Reputation: 591
I have a DataFrame
for a table in SQL. I want to filter this DataFrame
if a value of a certain column is numeric or not.
val df = sqlContext.sql("select * from myTable");
val filter = df.filter("ISNUMERIC('col_a')");
I want filter to be a dataframe of df
where the values in col_a
are numeric.
My current solution doesn't work. How can I achieve this?
Upvotes: 5
Views: 17957
Reputation: 1
spark.sql("select phone_number, (CASE WHEN LENGTH(REGEXP_REPLACE(phone_number),'[^0-9]', '')) = LENGTH(TRIM(phone_number)) THEN true ELSE false END) as phone_number_isNumeric from table").show()

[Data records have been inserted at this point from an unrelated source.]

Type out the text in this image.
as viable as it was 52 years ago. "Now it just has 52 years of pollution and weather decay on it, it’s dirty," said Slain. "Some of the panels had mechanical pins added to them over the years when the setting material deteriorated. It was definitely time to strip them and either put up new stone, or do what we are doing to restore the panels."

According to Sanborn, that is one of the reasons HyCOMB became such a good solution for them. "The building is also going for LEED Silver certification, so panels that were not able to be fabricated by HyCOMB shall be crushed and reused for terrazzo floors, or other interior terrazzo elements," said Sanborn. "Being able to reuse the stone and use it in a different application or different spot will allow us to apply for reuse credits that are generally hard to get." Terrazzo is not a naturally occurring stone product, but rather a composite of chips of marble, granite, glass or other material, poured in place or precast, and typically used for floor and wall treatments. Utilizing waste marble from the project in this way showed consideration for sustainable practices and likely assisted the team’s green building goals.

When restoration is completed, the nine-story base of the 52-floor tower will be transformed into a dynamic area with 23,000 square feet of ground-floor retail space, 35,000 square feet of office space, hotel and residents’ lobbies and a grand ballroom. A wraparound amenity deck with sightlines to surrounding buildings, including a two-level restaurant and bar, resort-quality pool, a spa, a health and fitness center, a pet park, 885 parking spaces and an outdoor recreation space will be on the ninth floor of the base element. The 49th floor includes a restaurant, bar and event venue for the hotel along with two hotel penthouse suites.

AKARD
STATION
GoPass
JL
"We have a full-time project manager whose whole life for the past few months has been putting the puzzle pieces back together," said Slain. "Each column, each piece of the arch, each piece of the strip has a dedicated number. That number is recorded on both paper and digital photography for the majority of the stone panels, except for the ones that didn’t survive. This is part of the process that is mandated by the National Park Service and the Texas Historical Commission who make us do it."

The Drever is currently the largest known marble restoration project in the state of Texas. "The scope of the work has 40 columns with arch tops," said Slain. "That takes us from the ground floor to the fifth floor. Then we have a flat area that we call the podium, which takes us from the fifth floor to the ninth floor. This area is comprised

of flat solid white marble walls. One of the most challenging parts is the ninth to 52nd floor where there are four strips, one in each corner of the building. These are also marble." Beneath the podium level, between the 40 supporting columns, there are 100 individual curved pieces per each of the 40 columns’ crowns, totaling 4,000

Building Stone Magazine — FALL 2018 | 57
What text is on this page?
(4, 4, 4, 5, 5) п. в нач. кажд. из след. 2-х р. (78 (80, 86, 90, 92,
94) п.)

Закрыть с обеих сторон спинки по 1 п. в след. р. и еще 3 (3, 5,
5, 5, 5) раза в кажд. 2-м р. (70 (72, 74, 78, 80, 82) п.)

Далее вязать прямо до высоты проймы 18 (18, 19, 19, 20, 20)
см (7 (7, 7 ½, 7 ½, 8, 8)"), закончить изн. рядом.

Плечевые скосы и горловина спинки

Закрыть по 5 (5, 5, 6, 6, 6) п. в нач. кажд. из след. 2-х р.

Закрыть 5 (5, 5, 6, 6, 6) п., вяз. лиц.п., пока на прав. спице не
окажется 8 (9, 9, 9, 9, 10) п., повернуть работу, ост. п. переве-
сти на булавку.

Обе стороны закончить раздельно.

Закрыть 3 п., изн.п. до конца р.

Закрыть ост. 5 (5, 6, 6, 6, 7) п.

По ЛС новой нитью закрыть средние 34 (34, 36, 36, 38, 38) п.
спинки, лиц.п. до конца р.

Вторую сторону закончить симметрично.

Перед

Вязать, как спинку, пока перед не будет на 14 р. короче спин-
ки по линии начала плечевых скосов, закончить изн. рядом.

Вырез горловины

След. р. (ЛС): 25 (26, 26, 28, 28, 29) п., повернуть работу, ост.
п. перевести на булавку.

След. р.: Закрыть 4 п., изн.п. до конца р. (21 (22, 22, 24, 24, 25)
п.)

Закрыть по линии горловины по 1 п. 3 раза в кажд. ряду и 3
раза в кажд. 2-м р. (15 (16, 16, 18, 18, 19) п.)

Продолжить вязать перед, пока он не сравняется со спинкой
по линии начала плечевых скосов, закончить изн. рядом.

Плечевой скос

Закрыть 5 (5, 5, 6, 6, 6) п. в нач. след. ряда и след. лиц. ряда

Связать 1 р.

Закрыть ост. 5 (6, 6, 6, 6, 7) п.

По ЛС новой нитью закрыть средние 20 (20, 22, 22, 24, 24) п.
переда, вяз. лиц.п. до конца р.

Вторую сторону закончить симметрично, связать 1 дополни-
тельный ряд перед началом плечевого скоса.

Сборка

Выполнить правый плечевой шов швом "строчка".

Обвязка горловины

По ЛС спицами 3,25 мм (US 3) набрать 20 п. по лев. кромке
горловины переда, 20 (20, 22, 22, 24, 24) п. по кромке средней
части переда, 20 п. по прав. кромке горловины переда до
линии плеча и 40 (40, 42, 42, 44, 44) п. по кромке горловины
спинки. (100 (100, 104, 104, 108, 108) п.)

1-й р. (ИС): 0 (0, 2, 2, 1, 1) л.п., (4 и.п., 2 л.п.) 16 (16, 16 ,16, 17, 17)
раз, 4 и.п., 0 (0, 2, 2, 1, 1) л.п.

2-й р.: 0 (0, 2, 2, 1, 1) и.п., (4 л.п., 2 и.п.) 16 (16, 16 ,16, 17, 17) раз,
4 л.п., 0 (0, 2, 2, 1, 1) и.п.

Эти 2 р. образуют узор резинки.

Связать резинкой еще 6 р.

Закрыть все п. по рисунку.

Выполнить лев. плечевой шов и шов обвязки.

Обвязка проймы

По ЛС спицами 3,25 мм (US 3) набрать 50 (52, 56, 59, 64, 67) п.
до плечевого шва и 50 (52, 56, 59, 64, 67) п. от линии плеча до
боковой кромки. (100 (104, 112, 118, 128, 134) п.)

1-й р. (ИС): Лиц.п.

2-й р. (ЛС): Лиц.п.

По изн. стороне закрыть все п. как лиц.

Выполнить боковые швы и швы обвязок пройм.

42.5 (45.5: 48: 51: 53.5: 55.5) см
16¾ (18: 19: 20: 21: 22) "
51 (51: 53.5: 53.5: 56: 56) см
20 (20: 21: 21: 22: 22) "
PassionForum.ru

This is really an old post, but still if anybody looking for alternate solution.
REGEXP_REPLACE(phone_number),'[^0-9]', ''
removes all characters except numeric
Upvotes: -1
Reputation: 2371
You can cast the field in question to DECIMAL
and inspect the result:
filter("CAST(col_a AS DECIMAL) IS NOT NULL")
Optionally, you can pass length and/or precision to narrow down the valid numbers to a specific maximum length:
filter("CAST(col_a AS DECIMAL(18,8)) IS NOT NULL")
Upvotes: 1
Reputation: 2866
Shankar Koirala's answer covers integers effectively. The regex below would cover use cases requiring doubles, with optional negative signing and handling of nulls (note that this is a Java variation):
df.filter( df.col("col_a").isNotNull() )
.filter( ( FilterFunction<Row> )
row -> row.getString( row.fieldIndex( "col_a" ) ).matches( "-?\\d+\\.?\\d*" ) )
Upvotes: 0
Reputation: 23109
You can filter
out as
df.filter(row => row.getAs[String]("col_a").matches("""\d+"""))
Hope this helps!
Upvotes: 3